The way the Philippine Party List System has worked since it was created by the 1987 Constitution to assure “proportional representation” in the House of Representatives, and the Party List Act (Republic Act 7941) passed in 1994, has provoked even the Commission on Elections (Comelec) to consider asking Congress to amend the law. But it is unlikely that that body will do so — at least not towards making it truly serve the voiceless and marginalized sectors of Philippine society.
ORGIES OF overspending, vote-buying, intimidation and outright coercion, and exercises through which a few political families have monopolized practically every elective office from city councilor to President, Philippine elections are already a mockery of representative democracy. The latest Supreme Court decision declaring the party list system open to established political parties will make them even worse travesties.

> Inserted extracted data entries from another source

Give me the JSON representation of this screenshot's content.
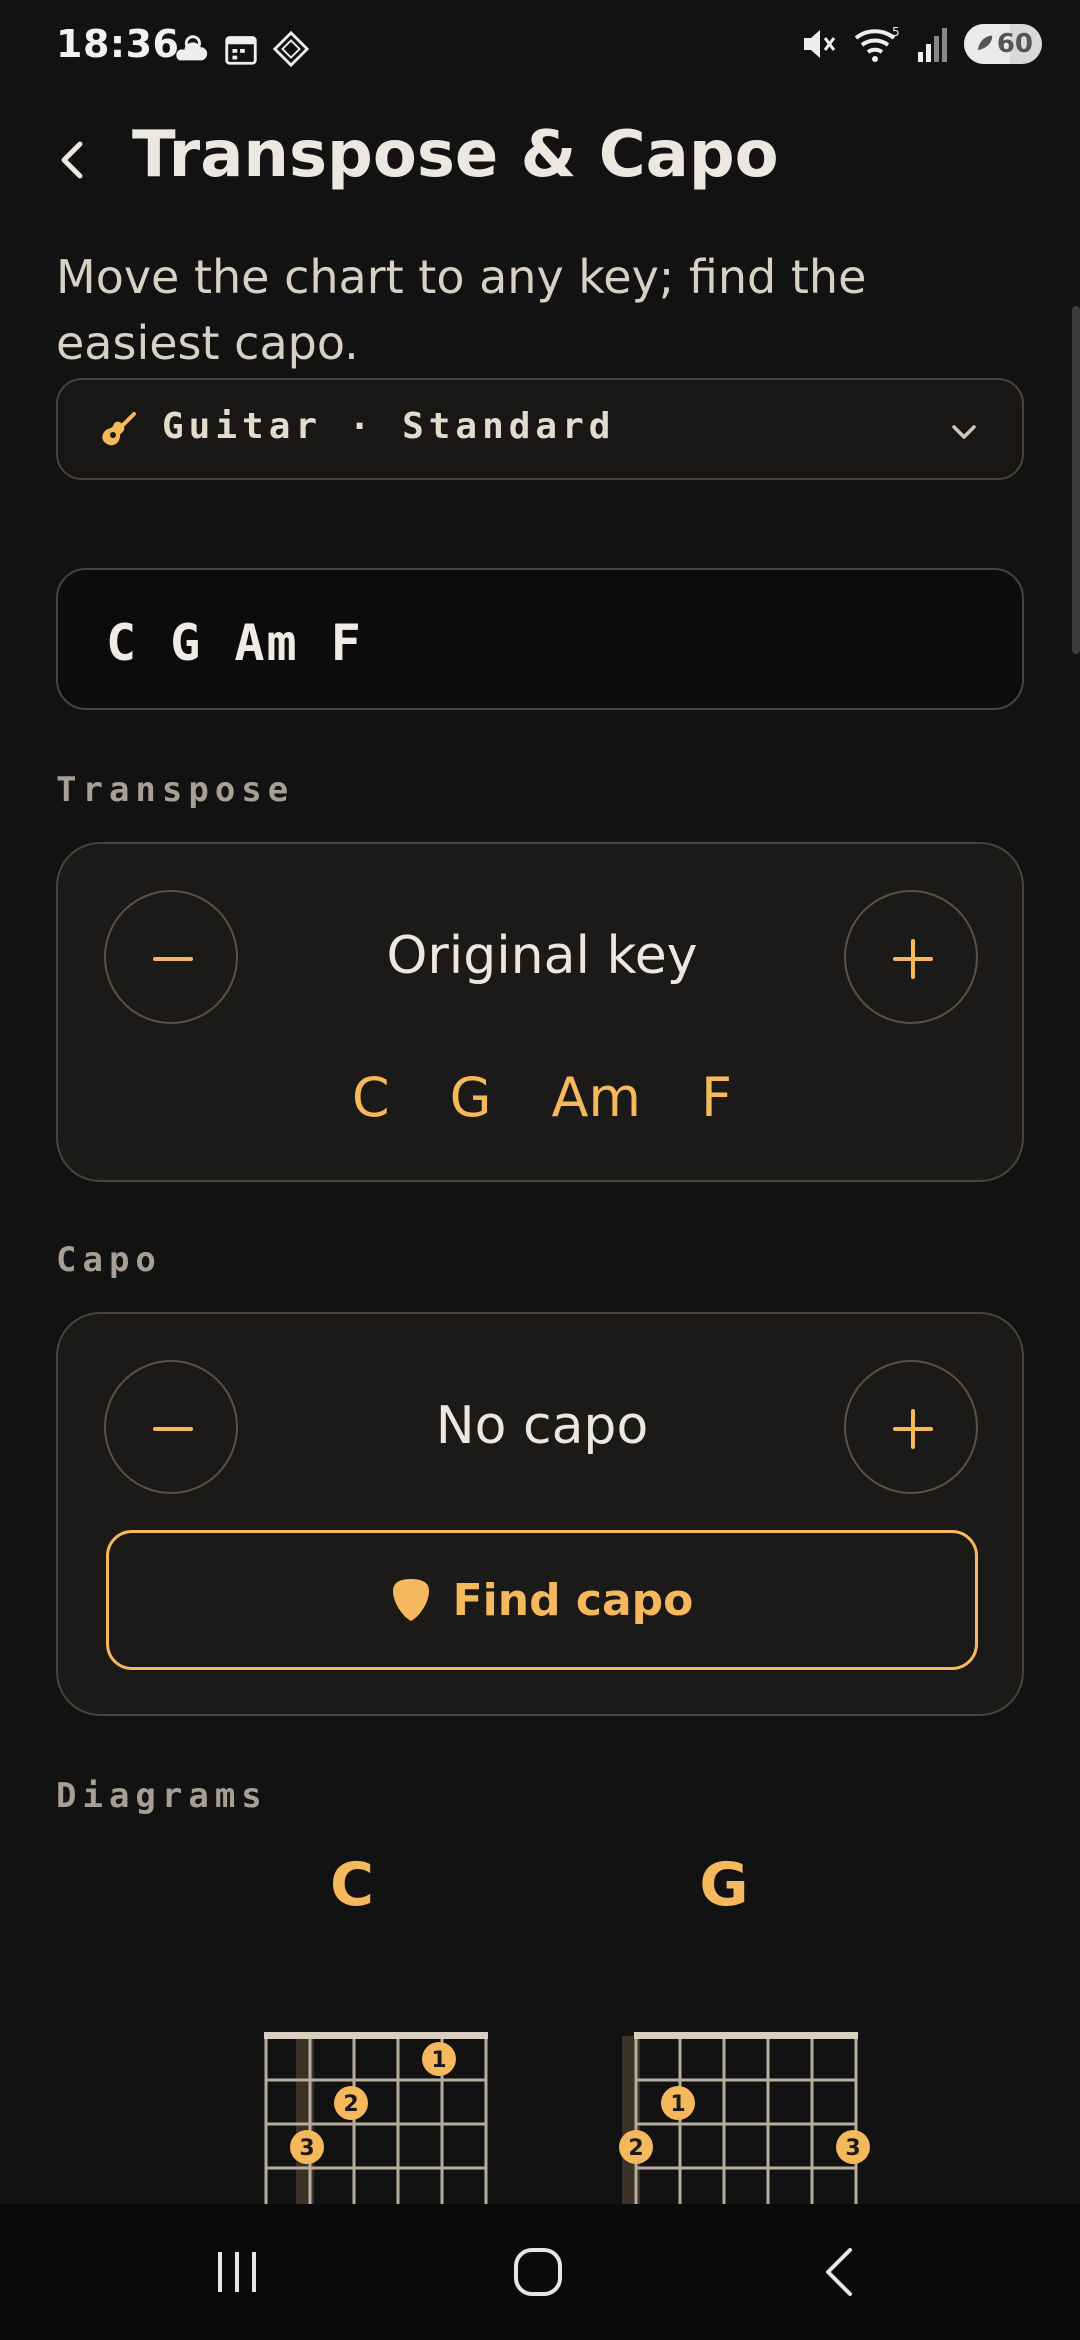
{
  "status_bar": {
    "time": "18:36",
    "battery": "60",
    "icons": [
      "weather-icon",
      "calendar-icon",
      "app-icon",
      "mute-icon",
      "wifi-icon",
      "signal-icon",
      "battery-icon"
    ]
  },
  "header": {
    "title": "Transpose & Capo",
    "subtitle": "Move the chart to any key; find the easiest capo."
  },
  "instrument_select": {
    "value": "Guitar · Standard"
  },
  "chords_input": {
    "value": "C G Am F"
  },
  "transpose": {
    "section_label": "Transpose",
    "value_label": "Original key",
    "chords": [
      "C",
      "G",
      "Am",
      "F"
    ]
  },
  "capo": {
    "section_label": "Capo",
    "value_label": "No capo",
    "find_button": "Find capo"
  },
  "diagrams": {
    "section_label": "Diagrams",
    "chords": [
      {
        "name": "C",
        "fingers": [
          "1",
          "2",
          "3"
        ]
      },
      {
        "name": "G",
        "fingers": [
          "1",
          "2",
          "3"
        ]
      }
    ]
  },
  "colors": {
    "accent": "#f5b85c",
    "background": "#121212",
    "card": "#1b1a19",
    "border": "#4a4338"
  }
}
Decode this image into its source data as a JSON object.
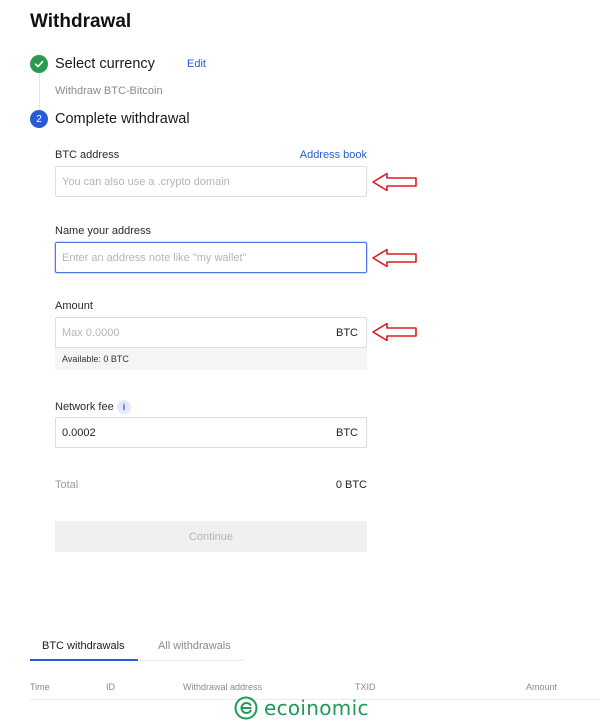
{
  "page": {
    "title": "Withdrawal"
  },
  "steps": [
    {
      "label": "Select currency",
      "status": "done",
      "edit_label": "Edit",
      "summary": "Withdraw BTC-Bitcoin"
    },
    {
      "number": "2",
      "label": "Complete withdrawal",
      "status": "active"
    }
  ],
  "form": {
    "address": {
      "label": "BTC address",
      "link": "Address book",
      "placeholder": "You can also use a .crypto domain"
    },
    "name": {
      "label": "Name your address",
      "placeholder": "Enter an address note like \"my wallet\""
    },
    "amount": {
      "label": "Amount",
      "placeholder": "Max 0.0000",
      "unit": "BTC",
      "available": "Available:  0 BTC"
    },
    "fee": {
      "label": "Network fee",
      "info_glyph": "i",
      "value": "0.0002",
      "unit": "BTC"
    },
    "total": {
      "label": "Total",
      "value": "0 BTC"
    },
    "continue_label": "Continue"
  },
  "history": {
    "tabs": [
      {
        "label": "BTC withdrawals",
        "active": true
      },
      {
        "label": "All withdrawals",
        "active": false
      }
    ],
    "columns": [
      "Time",
      "ID",
      "Withdrawal address",
      "TXID",
      "Amount"
    ]
  },
  "annotations": {
    "arrow_color": "#d92020"
  },
  "watermark": {
    "text": "ecoinomic",
    "color": "#1f9a5a"
  },
  "colors": {
    "accent": "#2a5bd7",
    "success": "#2b9a4f"
  }
}
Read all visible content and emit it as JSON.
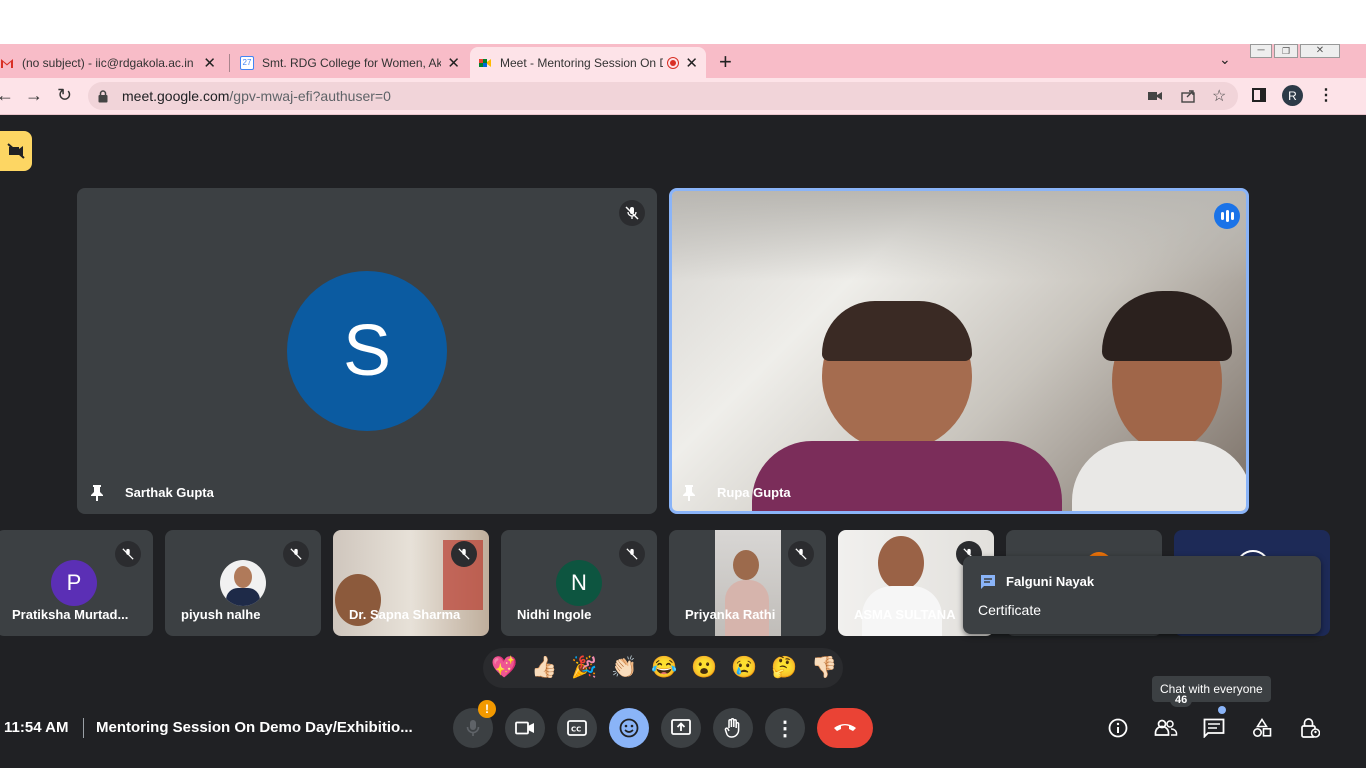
{
  "browser": {
    "tabs": [
      {
        "title": "(no subject) - iic@rdgakola.ac.in - S"
      },
      {
        "title": "Smt. RDG College for Women, Akola"
      },
      {
        "title": "Meet - Mentoring Session On D"
      }
    ],
    "calendar_icon_text": "27",
    "url_host": "meet.google.com",
    "url_path": "/gpv-mwaj-efi?authuser=0",
    "profile_initial": "R"
  },
  "meet": {
    "main_tiles": [
      {
        "name": "Sarthak Gupta",
        "initial": "S",
        "avatar_color": "#0b5ba1"
      },
      {
        "name": "Rupa Gupta"
      }
    ],
    "strip": [
      {
        "name": "Pratiksha Murtad...",
        "initial": "P",
        "avatar_color": "#5b2fb5"
      },
      {
        "name": "piyush nalhe"
      },
      {
        "name": "Dr. Sapna Sharma"
      },
      {
        "name": "Nidhi Ingole",
        "initial": "N",
        "avatar_color": "#0d5540"
      },
      {
        "name": "Priyanka Rathi"
      },
      {
        "name": "ASMA SULTANA"
      }
    ],
    "chat_popup": {
      "sender": "Falguni Nayak",
      "message": "Certificate"
    },
    "reactions": [
      "💖",
      "👍🏻",
      "🎉",
      "👏🏻",
      "😂",
      "😮",
      "😢",
      "🤔",
      "👎🏻"
    ],
    "time": "11:54 AM",
    "meeting_title": "Mentoring Session On Demo Day/Exhibitio...",
    "mic_alert": "!",
    "tooltip": "Chat with everyone",
    "participant_count": "46",
    "accent_blue": "#8ab4f8",
    "end_call_red": "#ea4335"
  }
}
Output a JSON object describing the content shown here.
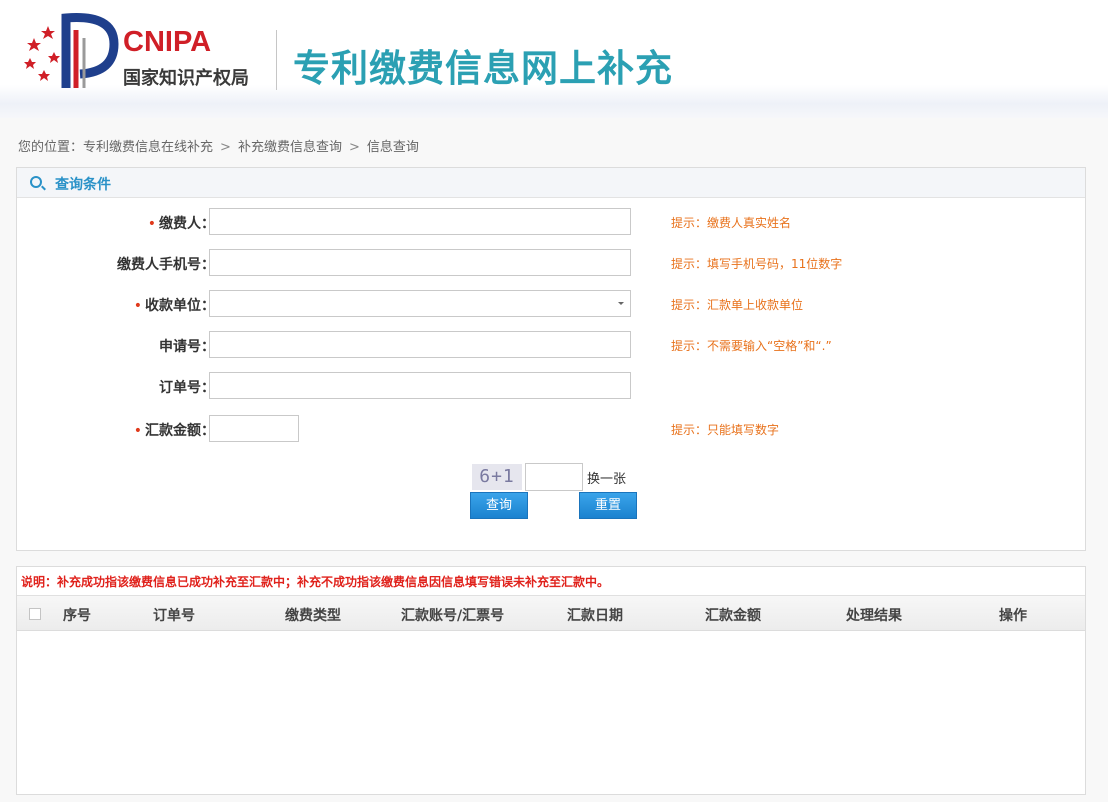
{
  "header": {
    "logo_en": "CNIPA",
    "logo_cn": "国家知识产权局",
    "title": "专利缴费信息网上补充"
  },
  "breadcrumb": {
    "prefix": "您的位置：",
    "items": [
      "专利缴费信息在线补充",
      "补充缴费信息查询",
      "信息查询"
    ]
  },
  "query_panel": {
    "title": "查询条件",
    "fields": {
      "payer": {
        "label": "缴费人：",
        "required": true,
        "value": "",
        "hint": "提示：缴费人真实姓名"
      },
      "phone": {
        "label": "缴费人手机号：",
        "required": false,
        "value": "",
        "hint": "提示：填写手机号码，11位数字"
      },
      "payee": {
        "label": "收款单位：",
        "required": true,
        "value": "",
        "hint": "提示：汇款单上收款单位"
      },
      "application_no": {
        "label": "申请号：",
        "required": false,
        "value": "",
        "hint": "提示：不需要输入“空格”和“.”"
      },
      "order_no": {
        "label": "订单号：",
        "required": false,
        "value": ""
      },
      "amount": {
        "label": "汇款金额：",
        "required": true,
        "value": "",
        "hint": "提示：只能填写数字"
      }
    },
    "captcha": {
      "text": "6+1",
      "input_value": "",
      "refresh_label": "换一张"
    },
    "buttons": {
      "query": "查询",
      "reset": "重置"
    }
  },
  "results": {
    "note": "说明：补充成功指该缴费信息已成功补充至汇款中；补充不成功指该缴费信息因信息填写错误未补充至汇款中。",
    "columns": [
      "序号",
      "订单号",
      "缴费类型",
      "汇款账号/汇票号",
      "汇款日期",
      "汇款金额",
      "处理结果",
      "操作"
    ],
    "rows": []
  },
  "colors": {
    "title": "#2ba0b3",
    "accent": "#2a92c8",
    "hint": "#e8721c",
    "required": "#e03a1c",
    "note": "#e0221c",
    "logo_red": "#d01f27",
    "logo_blue": "#1f3f8c"
  }
}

By a vote of 10 to two, the justices overturned the Court’s own declaration 12 years ago that only marginalized and underrepresented sectors can participate in party list elections, and instead allowed other political parties and groups to run for seats in the House of Representatives.
Commission on Elections Chair Jose Melo says that the Comelec is having a hard time accrediting party list groups that truly represent marginalized sectors, and in recognizing nominees qualified to represent them because Philippine laws don’t define “marginalized.” But he himself seems to know — if we’re to go by his statement that limiting representation via the party list system to marginalized sectors “isn’t wise.”
“For example, here is a group of tricycle drivers. What if their nominee is a tricycle driver and he was not able to finish school. How can he represent the interest of tricycle drivers? They should have somebody who is educated to speak for them,” Melo was quoted as saying during a recent Comelec press conference.